IN FLAMES > FOREGONE
Sembra… sembra, che la band ormai storica abbia cercato di ripescare alcuni tratti che l’ha contraddistinta in un epoca ormai passata da più di un ventennio, quei cenni al folk scandinavo che diedero spessore a The Jester Race qui ci sono, ma decisamente meno marcati. Allo stesso tempo anche le reminiscenze di Clayman si fanno sentire in Foregone. Questo cosa vuol dire? Che è un disco paraculo? Potrebbe… Che gli In Flames hanno tentato di cambiare talmente tante volte che non ci raccapezzano più nulla e quindi ricorrono al riciclo? Possibile, ma improbabile. È comprensibile che questo disco piaccia, gli In Flames sono pur sempre una di quelle band che da il lá per qualcosa che sarà trend tra i metal kids futuri. Il problema credo nasca dal fatto che la composizione qui ha avuto un forte calo di fantasia ed effettivamente ci sono cosine già sentite in dischi precedenti, il ritornello di “Meet Your Maker” somiglia a molti cose fatte già dalla band. Detto questo, Foregone è un disco che fa respirare aria buona al pubblico che li ha abbandonati all’epoca di A Sense of Purpose grazie a questa nuova ventata di melodeath fatto bene, ma tutto sommato già sentito. Buon disco, senza lode né vergogna.
INSOMNIUM > ANNO 1696
Anno 1696 è un disco che ripaga grandemente l’attesa creatasi dopo l’ottimo Heart Like a Grave. È un disco che si presenta con una grande vastità di range sonoro; non si tratta più solo di melodeath come ci si aspetta dalla band, anche se a posteriori appare ovvio che gli Insomnium ci stessero preparando a questo, comunque ora il salto è notevole perché oltre al death scandinavo di scuola Goteborg e i richiami goth che tanto hanno caratterizzato la proposta della band, ora possiamo sentire quella che potrebbe essere una pesante strizzata d’occhio ai Saor. Questi innesti di folk rendono il tutto molto più intenso e in qualche modo ambientale, tanto che si potrebbe parlare di completezza sonora e compositiva. Inutile dire che questo ormai ha alzato lo standard e le aspettative per lavori futuri della band. Speriamo solo che riescano a replicare dopo cotanta bellezza.
ENSLAVED > HEIMDAL
Sì è vero, partir da marzo dicendo che un dato disco è uno dei migliori dell’anno risulta un po’ pretenzioso, ma è anche un po’ vero. Alla luce di Heimdal degli Enslaved sarà difficile arrivare a tanto. Si tratta di un disco che riprende la durezza che la band aveva leggermente messo da parte negli ultimi dischi. Certamente si tratta di un disco come ce lo si aspetterebbe dalla band norvegese negli ultimi anni, ma forse, questa volta hanno superato persino loro stessi. L’equilibrio tra il fattore viking e quello progressive è incredibilmente perfetto. I pezzi sono scritti in maniera magistrale, procedono naturali, come se fossero vivi e non mi viene in mente nessun motivo per dire che sì è un gran bel disco, ma ha anche qualche difettuccio qua e là… no, nessuno. È perfetto.

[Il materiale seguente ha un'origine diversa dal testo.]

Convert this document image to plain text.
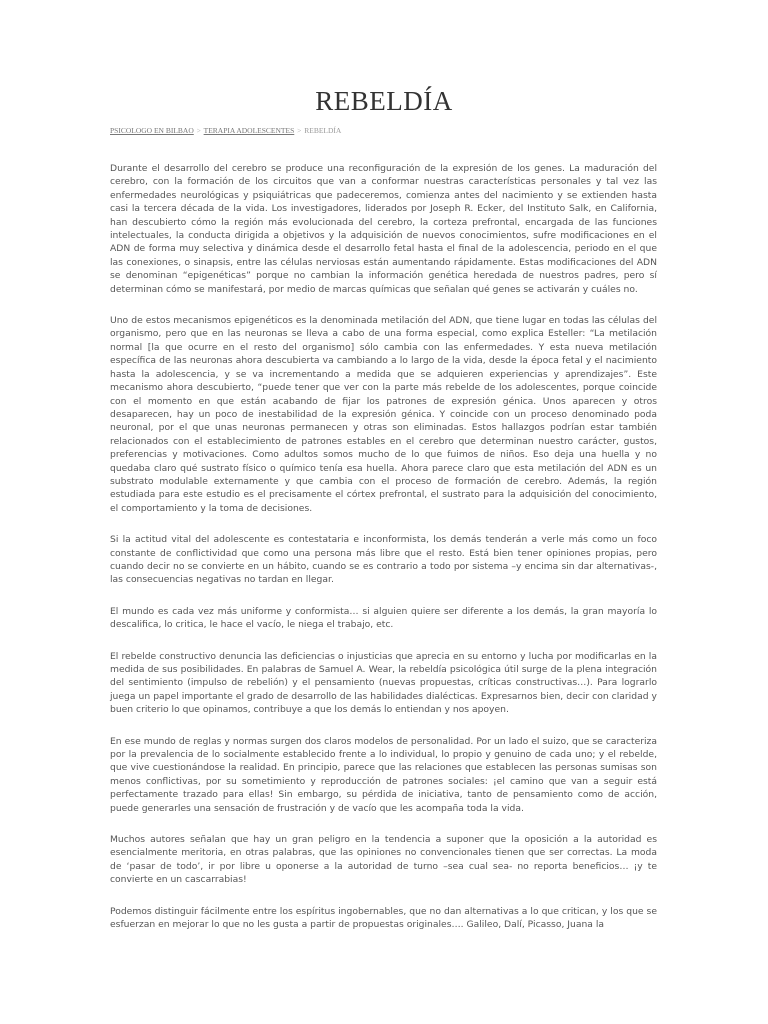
REBELDÍA
PSICOLOGO EN BILBAO > TERAPIA ADOLESCENTES > REBELDÍA

Durante el desarrollo del cerebro se produce una reconfiguración de la expresión de los genes. La maduración del cerebro, con la formación de los circuitos que van a conformar nuestras características personales y tal vez las enfermedades neurológicas y psiquiátricas que padeceremos, comienza antes del nacimiento y se extienden hasta casi la tercera década de la vida. Los investigadores, liderados por Joseph R. Ecker, del Instituto Salk, en California, han descubierto cómo la región más evolucionada del cerebro, la corteza prefrontal, encargada de las funciones intelectuales, la conducta dirigida a objetivos y la adquisición de nuevos conocimientos, sufre modificaciones en el ADN de forma muy selectiva y dinámica desde el desarrollo fetal hasta el final de la adolescencia, periodo en el que las conexiones, o sinapsis, entre las células nerviosas están aumentando rápidamente. Estas modificaciones del ADN se denominan “epigenéticas” porque no cambian la información genética heredada de nuestros padres, pero sí determinan cómo se manifestará, por medio de marcas químicas que señalan qué genes se activarán y cuáles no.

Uno de estos mecanismos epigenéticos es la denominada metilación del ADN, que tiene lugar en todas las células del organismo, pero que en las neuronas se lleva a cabo de una forma especial, como explica Esteller: “La metilación normal [la que ocurre en el resto del organismo] sólo cambia con las enfermedades. Y esta nueva metilación específica de las neuronas ahora descubierta va cambiando a lo largo de la vida, desde la época fetal y el nacimiento hasta la adolescencia, y se va incrementando a medida que se adquieren experiencias y aprendizajes”. Este mecanismo ahora descubierto, “puede tener que ver con la parte más rebelde de los adolescentes, porque coincide con el momento en que están acabando de fijar los patrones de expresión génica. Unos aparecen y otros desaparecen, hay un poco de inestabilidad de la expresión génica. Y coincide con un proceso denominado poda neuronal, por el que unas neuronas permanecen y otras son eliminadas. Estos hallazgos podrían estar también relacionados con el establecimiento de patrones estables en el cerebro que determinan nuestro carácter, gustos, preferencias y motivaciones. Como adultos somos mucho de lo que fuimos de niños. Eso deja una huella y no quedaba claro qué sustrato físico o químico tenía esa huella. Ahora parece claro que esta metilación del ADN es un substrato modulable externamente y que cambia con el proceso de formación de cerebro. Además, la región estudiada para este estudio es el precisamente el córtex prefrontal, el sustrato para la adquisición del conocimiento, el comportamiento y la toma de decisiones.

Si la actitud vital del adolescente es contestataria e inconformista, los demás tenderán a verle más como un foco constante de conflictividad que como una persona más libre que el resto. Está bien tener opiniones propias, pero cuando decir no se convierte en un hábito, cuando se es contrario a todo por sistema –y encima sin dar alternativas-, las consecuencias negativas no tardan en llegar.

El mundo es cada vez más uniforme y conformista… si alguien quiere ser diferente a los demás, la gran mayoría lo descalifica, lo critica, le hace el vacío, le niega el trabajo, etc.

El rebelde constructivo denuncia las deficiencias o injusticias que aprecia en su entorno y lucha por modificarlas en la medida de sus posibilidades. En palabras de Samuel A. Wear, la rebeldía psicológica útil surge de la plena integración del sentimiento (impulso de rebelión) y el pensamiento (nuevas propuestas, críticas constructivas…). Para lograrlo juega un papel importante el grado de desarrollo de las habilidades dialécticas. Expresarnos bien, decir con claridad y buen criterio lo que opinamos, contribuye a que los demás lo entiendan y nos apoyen.

En ese mundo de reglas y normas surgen dos claros modelos de personalidad. Por un lado el suizo, que se caracteriza por la prevalencia de lo socialmente establecido frente a lo individual, lo propio y genuino de cada uno; y el rebelde, que vive cuestionándose la realidad. En principio, parece que las relaciones que establecen las personas sumisas son menos conflictivas, por su sometimiento y reproducción de patrones sociales: ¡el camino que van a seguir está perfectamente trazado para ellas! Sin embargo, su pérdida de iniciativa, tanto de pensamiento como de acción, puede generarles una sensación de frustración y de vacío que les acompaña toda la vida.

Muchos autores señalan que hay un gran peligro en la tendencia a suponer que la oposición a la autoridad es esencialmente meritoria, en otras palabras, que las opiniones no convencionales tienen que ser correctas. La moda de ‘pasar de todo’, ir por libre u oponerse a la autoridad de turno –sea cual sea- no reporta beneficios… ¡y te convierte en un cascarrabias!

Podemos distinguir fácilmente entre los espíritus ingobernables, que no dan alternativas a lo que critican, y los que se esfuerzan en mejorar lo que no les gusta a partir de propuestas originales…. Galileo, Dalí, Picasso, Juana la
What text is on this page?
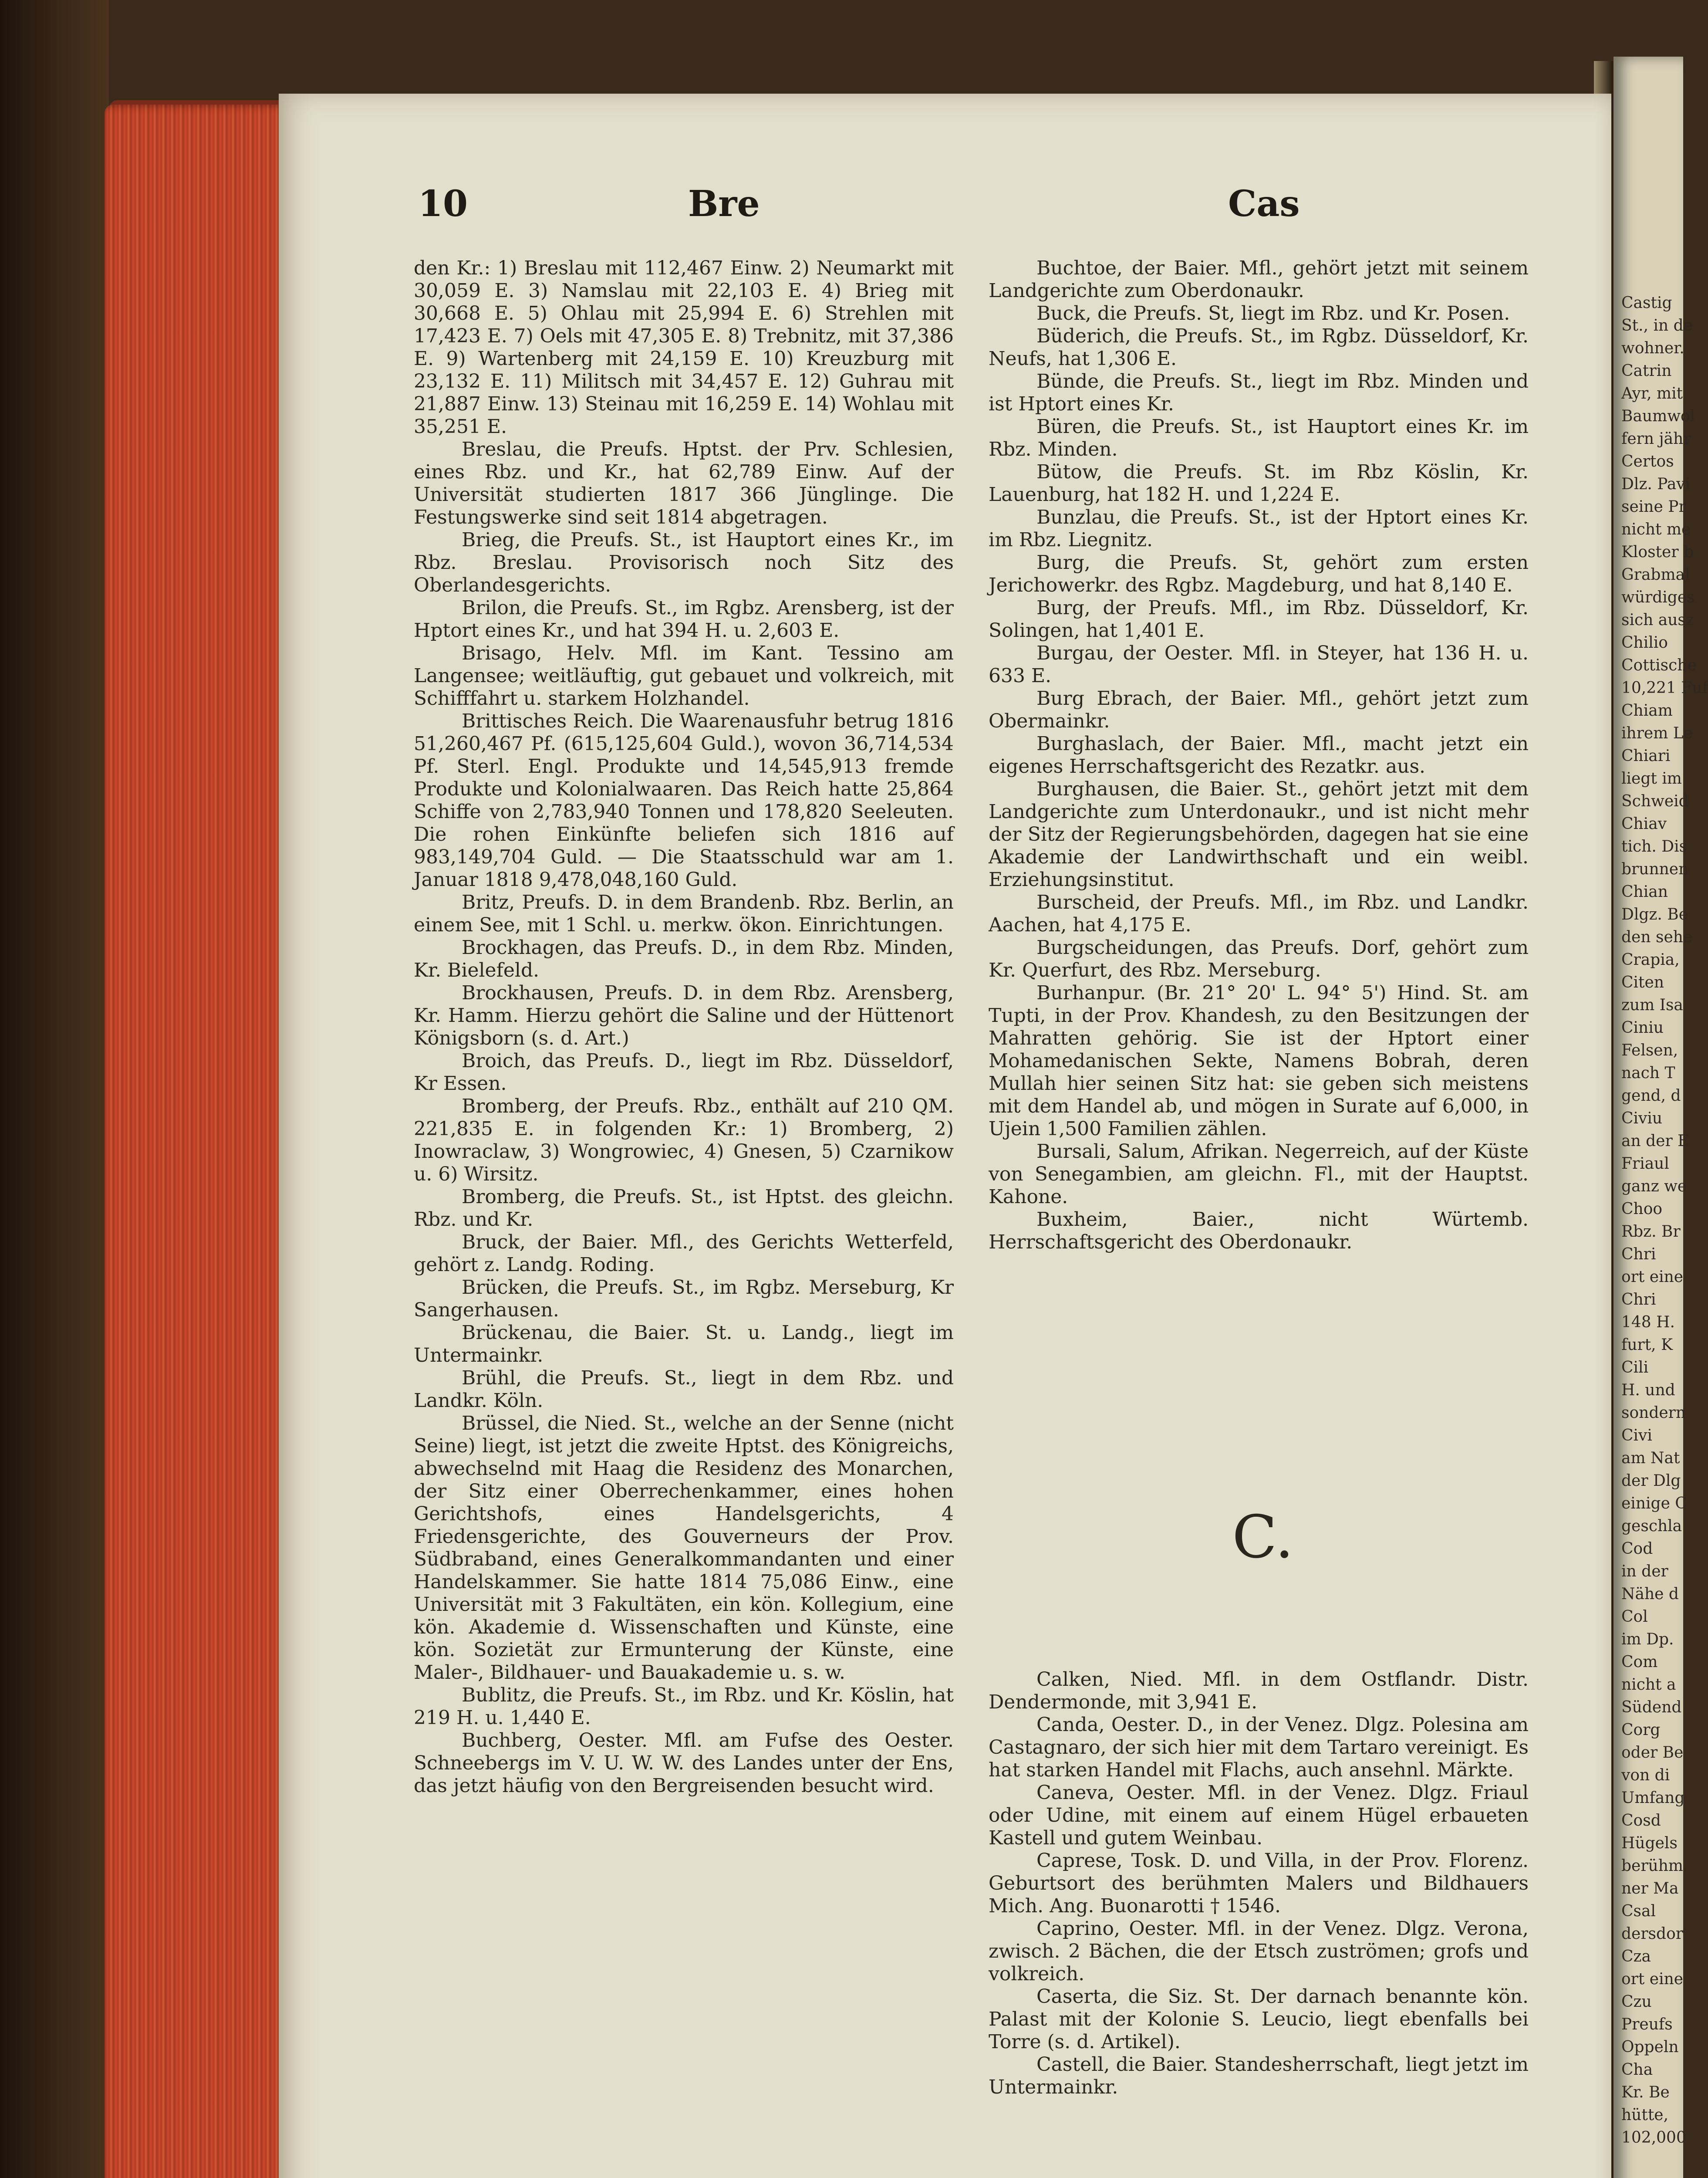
Castig
St., in de
wohner.
Catrin
Ayr, mit
Baumwol
fern jähr
Certos
Dlz. Pavi
seine Pr
nicht me
Kloster b
Grabmal
würdiges
sich ausz
Chilio
Cottische
10,221 Fuf
Chiam
ihrem Le
Chiari
liegt im
Schweid
Chiav
tich. Dis
brunnen
Chian
Dlgz. Be
den sehe
Crapia,
Citen
zum Isa
Ciniu
Felsen,
nach T
gend, d
Civiu
an der E
Friaul
ganz we
Choo
Rbz. Br
Chri
ort eine
Chri
148 H.
furt, K
Cili
H. und
sondern
Civi
am Nat
der Dlg
einige C
geschla
Cod
in der
Nähe d
Col
im Dp.
Com
nicht a
Südend
Corg
oder Be
von di
Umfang
Cosd
Hügels
berühm
ner Ma
Csal
dersdor
Cza
ort eine
Czu
Preufs
Oppeln
Cha
Kr. Be
hütte,
102,000
10	Bre	Cas

den Kr.: 1) Breslau mit 112,467 Einw. 2) Neumarkt mit 30,059 E. 3) Namslau mit 22,103 E. 4) Brieg mit 30,668 E. 5) Ohlau mit 25,994 E. 6) Strehlen mit 17,423 E. 7) Oels mit 47,305 E. 8) Trebnitz, mit 37,386 E. 9) Wartenberg mit 24,159 E. 10) Kreuzburg mit 23,132 E. 11) Militsch mit 34,457 E. 12) Guhrau mit 21,887 Einw. 13) Steinau mit 16,259 E. 14) Wohlau mit 35,251 E.

Breslau, die Preufs. Hptst. der Prv. Schlesien, eines Rbz. und Kr., hat 62,789 Einw. Auf der Universität studierten 1817 366 Jünglinge. Die Festungswerke sind seit 1814 abgetragen.

Brieg, die Preufs. St., ist Hauptort eines Kr., im Rbz. Breslau. Provisorisch noch Sitz des Oberlandesgerichts.

Brilon, die Preufs. St., im Rgbz. Arensberg, ist der Hptort eines Kr., und hat 394 H. u. 2,603 E.

Brisago, Helv. Mfl. im Kant. Tessino am Langensee; weitläuftig, gut gebauet und volkreich, mit Schifffahrt u. starkem Holzhandel.

Brittisches Reich. Die Waarenausfuhr betrug 1816 51,260,467 Pf. (615,125,604 Guld.), wovon 36,714,534 Pf. Sterl. Engl. Produkte und 14,545,913 fremde Produkte und Kolonialwaaren. Das Reich hatte 25,864 Schiffe von 2,783,940 Tonnen und 178,820 Seeleuten. Die rohen Einkünfte beliefen sich 1816 auf 983,149,704 Guld. — Die Staatsschuld war am 1. Januar 1818 9,478,048,160 Guld.

Britz, Preufs. D. in dem Brandenb. Rbz. Berlin, an einem See, mit 1 Schl. u. merkw. ökon. Einrichtungen.

Brockhagen, das Preufs. D., in dem Rbz. Minden, Kr. Bielefeld.

Brockhausen, Preufs. D. in dem Rbz. Arensberg, Kr. Hamm. Hierzu gehört die Saline und der Hüttenort Königsborn (s. d. Art.)

Broich, das Preufs. D., liegt im Rbz. Düsseldorf, Kr Essen.

Bromberg, der Preufs. Rbz., enthält auf 210 QM. 221,835 E. in folgenden Kr.: 1) Bromberg, 2) Inowraclaw, 3) Wongrowiec, 4) Gnesen, 5) Czarnikow u. 6) Wirsitz.

Bromberg, die Preufs. St., ist Hptst. des gleichn. Rbz. und Kr.

Bruck, der Baier. Mfl., des Gerichts Wetterfeld, gehört z. Landg. Roding.

Brücken, die Preufs. St., im Rgbz. Merseburg, Kr Sangerhausen.

Brückenau, die Baier. St. u. Landg., liegt im Untermainkr.

Brühl, die Preufs. St., liegt in dem Rbz. und Landkr. Köln.

Brüssel, die Nied. St., welche an der Senne (nicht Seine) liegt, ist jetzt die zweite Hptst. des Königreichs, abwechselnd mit Haag die Residenz des Monarchen, der Sitz einer Oberrechenkammer, eines hohen Gerichtshofs, eines Handelsgerichts, 4 Friedensgerichte, des Gouverneurs der Prov. Südbraband, eines Generalkommandanten und einer Handelskammer. Sie hatte 1814 75,086 Einw., eine Universität mit 3 Fakultäten, ein kön. Kollegium, eine kön. Akademie d. Wissenschaften und Künste, eine kön. Sozietät zur Ermunterung der Künste, eine Maler-, Bildhauer- und Bauakademie u. s. w.

Bublitz, die Preufs. St., im Rbz. und Kr. Köslin, hat 219 H. u. 1,440 E.

Buchberg, Oester. Mfl. am Fufse des Oester. Schneebergs im V. U. W. W. des Landes unter der Ens, das jetzt häufig von den Bergreisenden besucht wird.

Buchtoe, der Baier. Mfl., gehört jetzt mit seinem Landgerichte zum Oberdonaukr.

Buck, die Preufs. St, liegt im Rbz. und Kr. Posen.

Büderich, die Preufs. St., im Rgbz. Düsseldorf, Kr. Neufs, hat 1,306 E.

Bünde, die Preufs. St., liegt im Rbz. Minden und ist Hptort eines Kr.

Büren, die Preufs. St., ist Hauptort eines Kr. im Rbz. Minden.

Bütow, die Preufs. St. im Rbz Köslin, Kr. Lauenburg, hat 182 H. und 1,224 E.

Bunzlau, die Preufs. St., ist der Hptort eines Kr. im Rbz. Liegnitz.

Burg, die Preufs. St, gehört zum ersten Jerichowerkr. des Rgbz. Magdeburg, und hat 8,140 E.

Burg, der Preufs. Mfl., im Rbz. Düsseldorf, Kr. Solingen, hat 1,401 E.

Burgau, der Oester. Mfl. in Steyer, hat 136 H. u. 633 E.

Burg Ebrach, der Baier. Mfl., gehört jetzt zum Obermainkr.

Burghaslach, der Baier. Mfl., macht jetzt ein eigenes Herrschaftsgericht des Rezatkr. aus.

Burghausen, die Baier. St., gehört jetzt mit dem Landgerichte zum Unterdonaukr., und ist nicht mehr der Sitz der Regierungsbehörden, dagegen hat sie eine Akademie der Landwirthschaft und ein weibl. Erziehungsinstitut.

Burscheid, der Preufs. Mfl., im Rbz. und Landkr. Aachen, hat 4,175 E.

Burgscheidungen, das Preufs. Dorf, gehört zum Kr. Querfurt, des Rbz. Merseburg.

Burhanpur. (Br. 21° 20' L. 94° 5') Hind. St. am Tupti, in der Prov. Khandesh, zu den Besitzungen der Mahratten gehörig. Sie ist der Hptort einer Mohamedanischen Sekte, Namens Bobrah, deren Mullah hier seinen Sitz hat: sie geben sich meistens mit dem Handel ab, und mögen in Surate auf 6,000, in Ujein 1,500 Familien zählen.

Bursali, Salum, Afrikan. Negerreich, auf der Küste von Senegambien, am gleichn. Fl., mit der Hauptst. Kahone.

Buxheim, Baier., nicht Würtemb. Herrschaftsgericht des Oberdonaukr.

C.

Calken, Nied. Mfl. in dem Ostflandr. Distr. Dendermonde, mit 3,941 E.

Canda, Oester. D., in der Venez. Dlgz. Polesina am Castagnaro, der sich hier mit dem Tartaro vereinigt. Es hat starken Handel mit Flachs, auch ansehnl. Märkte.

Caneva, Oester. Mfl. in der Venez. Dlgz. Friaul oder Udine, mit einem auf einem Hügel erbaueten Kastell und gutem Weinbau.

Caprese, Tosk. D. und Villa, in der Prov. Florenz. Geburtsort des berühmten Malers und Bildhauers Mich. Ang. Buonarotti † 1546.

Caprino, Oester. Mfl. in der Venez. Dlgz. Verona, zwisch. 2 Bächen, die der Etsch zuströmen; grofs und volkreich.

Caserta, die Siz. St. Der darnach benannte kön. Palast mit der Kolonie S. Leucio, liegt ebenfalls bei Torre (s. d. Artikel).

Castell, die Baier. Standesherrschaft, liegt jetzt im Untermainkr.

IRIS DEMENT > WORKIN’ ON A WORLD
Ma senti: se con Infamous Angel ci si è innamorati di questa grande cantautrice statunitense fai presto ad apprezzare anche Workin’ on a World, un nuovo disco con un carattere vivo e fa un sacco piacere perché il precedente The Trackless Woods era molto amaro, un lavoro malinconico che lasciò con un po’ di tristezza addosso. Si torna invece qui con rinnovato spirito gioviale, con un piano scritto a mo di chitarra e degli ottoni che colorano e riempiono di sfumature gioiose. La sua voce come al solito è percussiva e tagliente. Ma a dispetto dello spirito leggero di questo disco, del carattere romantico che caratterizza sempre la musica di Iris DeMent, forse qui siamo in presenza del disco meno personale, si notano infatti molti dettagli riconducibili al Randy Newman degli anni ’70, più precisamente? Little Criminals. Sì certo, questo è quel genere di nei che penalizzano un disco, ma non per questo liquiderò malamente Workin’ on a World che vuoi o non vuoi è un disco magnetico che sa sollevare il morale di una persona e accompagnare un viaggiatore per grandi avventure. Come si confà al country folk.
OAK > DISINTEGRATE
Disintegrate è colossale. Un brano unico dalla durata monumentale. Si tratta di una di quelle occasioni in cui il doom e il death generano un ibrido terremotante. Tra parti pesanti e dilatate e altre di sferzate e blast dilanianti, Disintegrate rappresenta un’unione sotto il segno della devastazione emotiva e fisica non solo per la durata di un singolo pezzo che può stancare effettivamente ma anche per le soluzioni melodiche sfibranti che si confanno alla matrice doom. Un disco tristemente meraviglioso.
LE CRI DU CAIRE > LE CRI DU CAIRE
Non si tratta di un progetto qualunque. Le Cri Du Caire nasce dalla necessità di raccontare qualcosa: frustrazione, disagio e dissenso, senza assumere il ruolo di voce della rivolta, cosa che in un certo senso è in realtà, questo progetto nasce durante le proteste di Piazza Tahrir al Cairo, ma nulla qui sia che si tratti di musica che di testi prende direzioni prettamente politiche, si tratta di un disco profondamente umano. Ma parlando di musica, questo è un piccolo gioiellino jazz, in cui violoncello, sassofono, tromba e un vortice tremendamente tragico e ipnotico vocale si mescolano per dare forma a qualcosa che non sarebbe così sbagliato associare a quanto fatto fino a ora dai Lovecraft Sextet. L’Arabo si sposa magnificamente con questa musica e in qualche modo la rende enormemente reverenziale soprattutto grazie alla pesante presenza di canto sufi a dare ancor più senso di smarrimento. Disco mistico, assolutamente da recuperare, non per tutti ovviamente.